Here’s an example of Seata’s distributed transaction process:

The specific execution process is as follows:

1. The TM of the user service applies to the TC for starting a global transaction. The global transaction is successfully created and a globally unique XID is generated.
2. The RM of the user service registers the branch transaction with the TC, which performs the new user logic in the user service and brings it under the jurisdiction of the global transaction corresponding to the XID.
3. The user service performs a branch transaction, inserting a record into the user table.
4. The logic is executed until the integral service is called remotely (the XID is propagated in the context of the microservice invocation link).
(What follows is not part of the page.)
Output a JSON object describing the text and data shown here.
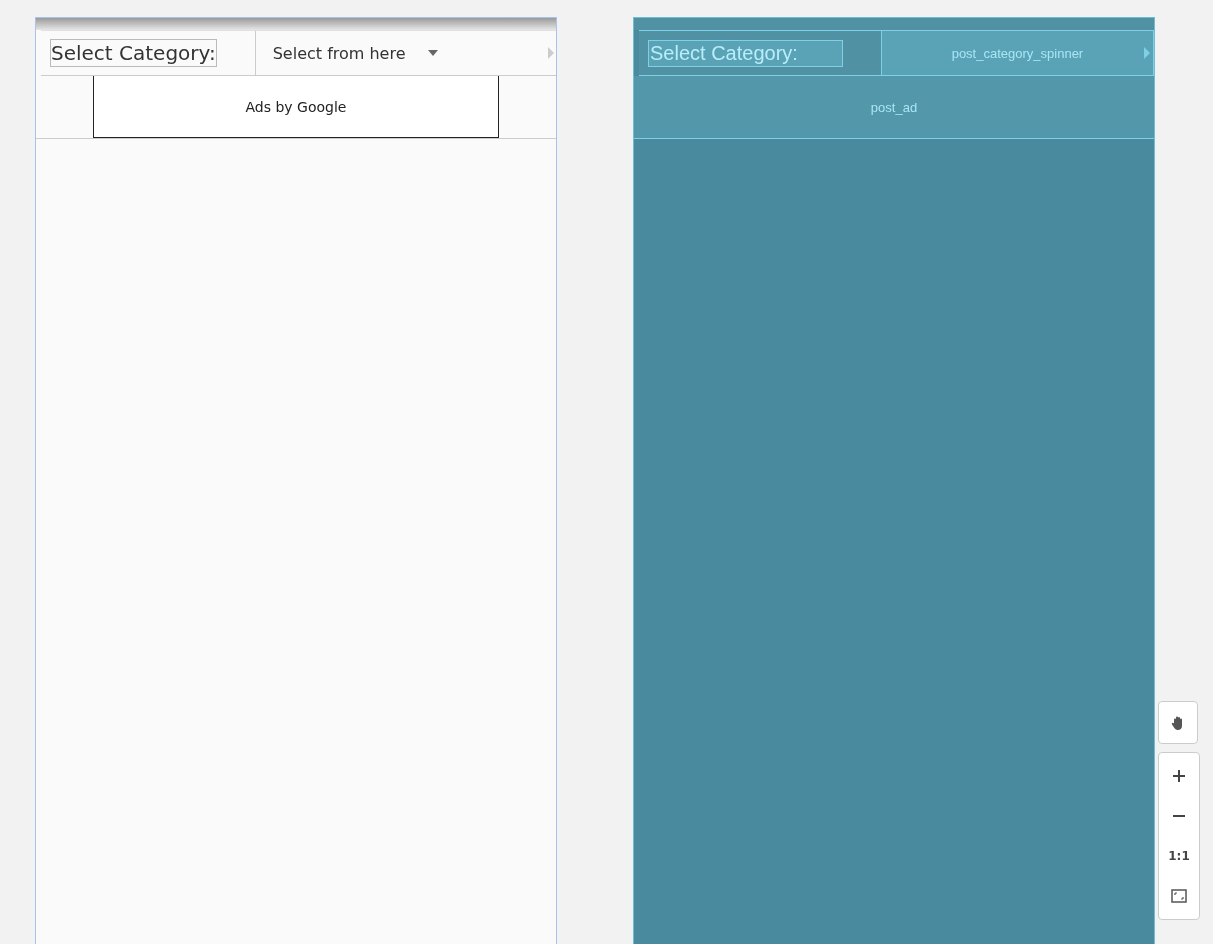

The RM of the integral service registers a branch transaction with TC, which performs the logic of adding points and brings it into the jurisdiction of the XID corresponding global transaction.
5. The integral service performs a branch transaction, inserts a record into the integral record table, and returns to the user service after execution.
6. The user service branch transaction is complete.
7. TM initiates a global commit or rollback resolution against the XID to TC.
8. TC schedules all branch transactions under XID to complete commit or rollback requests.

Seata implementation of 2PC and traditional 2PC differences:

In terms of architecture level, the RM of the traditional 2PC scheme is actually in the database layer, and RM is essentially the database itself, implemented through XA protocol, while THE RM of Seata is deployed in the application program side in the form of JAR package as the middleware layer.

In terms of two-phase commit, traditional 2PC holds locks on transactional resources until Phase E2 is complete, regardless of whether the second phase resolution is COMMIT or ROLLBACK. Instead, Seata commits the local transaction at Phase1, which saves Phase2 from being locked and improves overall efficiency.